Once he knew about it, he demanded that Smart tell the police, who were investigating the attack. The editor then gave a statement to detectives about the incident at a meeting attended by a lawyer acting for the Sun’s publisher, News UK.
Although Findlay later returned to work, he soon went on sick leave and never returned to the newspaper, leaving on medical grounds. As for Smart, he was suddenly plucked from Glasgow to become the Sun’s deputy editor in London, lasting just six months in the post until he resigned in November 2016 to pursue a broadcasting career.
So why did he withhold the information from Findlay? In his book, Findlay writes: “I am certain there was no malice on his part. The only conclusion that made any sense was that he had not viewed the call as a serious threat.”
It would appear that Findlay’s hunch is broadly correct. I understand that Smart, while conceding that the threats against Findlay were made during what was a lengthy phone call, was also threatened himself.
Smart viewed the conversation in the context of such threats against journalists often being made by the city’s gangsters. Evidently, he did not believe the call to be of sufficient significance to inform Findlay.
Smart’s colleagues point out that, in the wake of the attack on Findlay, he contacted other Scottish newspaper editors to ensure that there was a unified stand on behalf of his reporter.
It is also the case, as Findlay readily agrees, that he received support from News UK’s chief executive, Rebekah Brooks, who was very concerned and sympathetic, both for Findlay and for his daughter, then aged 10, who witnessed the attack.

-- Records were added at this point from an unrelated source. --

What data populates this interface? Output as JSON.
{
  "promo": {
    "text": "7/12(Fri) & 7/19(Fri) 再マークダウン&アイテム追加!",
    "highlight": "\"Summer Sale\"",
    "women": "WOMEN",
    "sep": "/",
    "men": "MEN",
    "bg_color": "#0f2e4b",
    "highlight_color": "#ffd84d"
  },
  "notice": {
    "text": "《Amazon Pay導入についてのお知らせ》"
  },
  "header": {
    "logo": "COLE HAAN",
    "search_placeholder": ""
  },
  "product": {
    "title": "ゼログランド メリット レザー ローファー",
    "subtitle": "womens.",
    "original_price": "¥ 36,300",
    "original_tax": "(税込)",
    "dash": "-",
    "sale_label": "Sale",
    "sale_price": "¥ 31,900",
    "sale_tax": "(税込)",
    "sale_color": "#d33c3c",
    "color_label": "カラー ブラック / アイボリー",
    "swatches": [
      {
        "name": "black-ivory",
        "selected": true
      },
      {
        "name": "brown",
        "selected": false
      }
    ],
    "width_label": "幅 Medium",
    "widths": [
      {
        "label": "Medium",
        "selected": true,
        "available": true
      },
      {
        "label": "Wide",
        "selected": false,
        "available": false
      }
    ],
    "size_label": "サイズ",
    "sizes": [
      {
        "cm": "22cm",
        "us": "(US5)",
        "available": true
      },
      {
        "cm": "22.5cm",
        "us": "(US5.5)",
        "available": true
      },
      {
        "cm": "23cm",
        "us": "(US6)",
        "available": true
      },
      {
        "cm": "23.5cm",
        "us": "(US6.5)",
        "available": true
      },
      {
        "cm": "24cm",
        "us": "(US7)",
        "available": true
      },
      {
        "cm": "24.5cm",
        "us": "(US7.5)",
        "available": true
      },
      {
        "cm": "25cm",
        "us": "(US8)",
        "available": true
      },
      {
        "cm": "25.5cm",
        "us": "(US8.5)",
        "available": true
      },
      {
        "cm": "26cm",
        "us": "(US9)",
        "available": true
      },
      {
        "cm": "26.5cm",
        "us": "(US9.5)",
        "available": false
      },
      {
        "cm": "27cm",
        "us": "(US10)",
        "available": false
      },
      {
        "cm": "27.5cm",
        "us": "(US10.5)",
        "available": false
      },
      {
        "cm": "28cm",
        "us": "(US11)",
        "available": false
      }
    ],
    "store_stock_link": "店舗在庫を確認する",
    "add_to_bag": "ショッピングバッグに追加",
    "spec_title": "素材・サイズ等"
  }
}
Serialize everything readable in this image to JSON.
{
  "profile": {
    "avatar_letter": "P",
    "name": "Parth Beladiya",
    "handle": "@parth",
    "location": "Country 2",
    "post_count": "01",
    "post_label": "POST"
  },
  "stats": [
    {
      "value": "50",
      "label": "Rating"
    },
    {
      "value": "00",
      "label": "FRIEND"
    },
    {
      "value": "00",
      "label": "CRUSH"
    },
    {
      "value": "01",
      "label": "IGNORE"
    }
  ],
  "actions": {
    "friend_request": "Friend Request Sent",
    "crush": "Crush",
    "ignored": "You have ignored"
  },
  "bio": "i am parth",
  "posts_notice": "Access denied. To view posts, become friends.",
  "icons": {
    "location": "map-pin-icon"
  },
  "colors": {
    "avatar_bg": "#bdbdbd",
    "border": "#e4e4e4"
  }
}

Smart told me that the attack was “deeply upsetting for Russell and it is great that he was shining a light on criminal activity in such a brave way”. His own decision to resign from the Sun had nothing whatsoever to do with the way he handled the Findlay case.
A News UK spokesperson reiterated that the London-based company had dealt properly with the matter, saying: “Journalism often means you are dealing with challenging environments and the safety and security of our staff is paramount. We have strong and robust structures in place to respond to such an incident. The hallmark of Russell Findlay’s career is brave reporting where many journalists would fear to tread and we are sorry he chose to leave the Scottish Sun.”
Taking all that on board, it’s hard to escape the conclusions that Findlay did not receive, at least in his own office, the appropriate duty of care he deserved from his employer. Worse, surely, is the message that Findlay’s treatment, leading to his resignation, implies to Glasgow’s gangsters: there is a way to make inquiring journalists back off.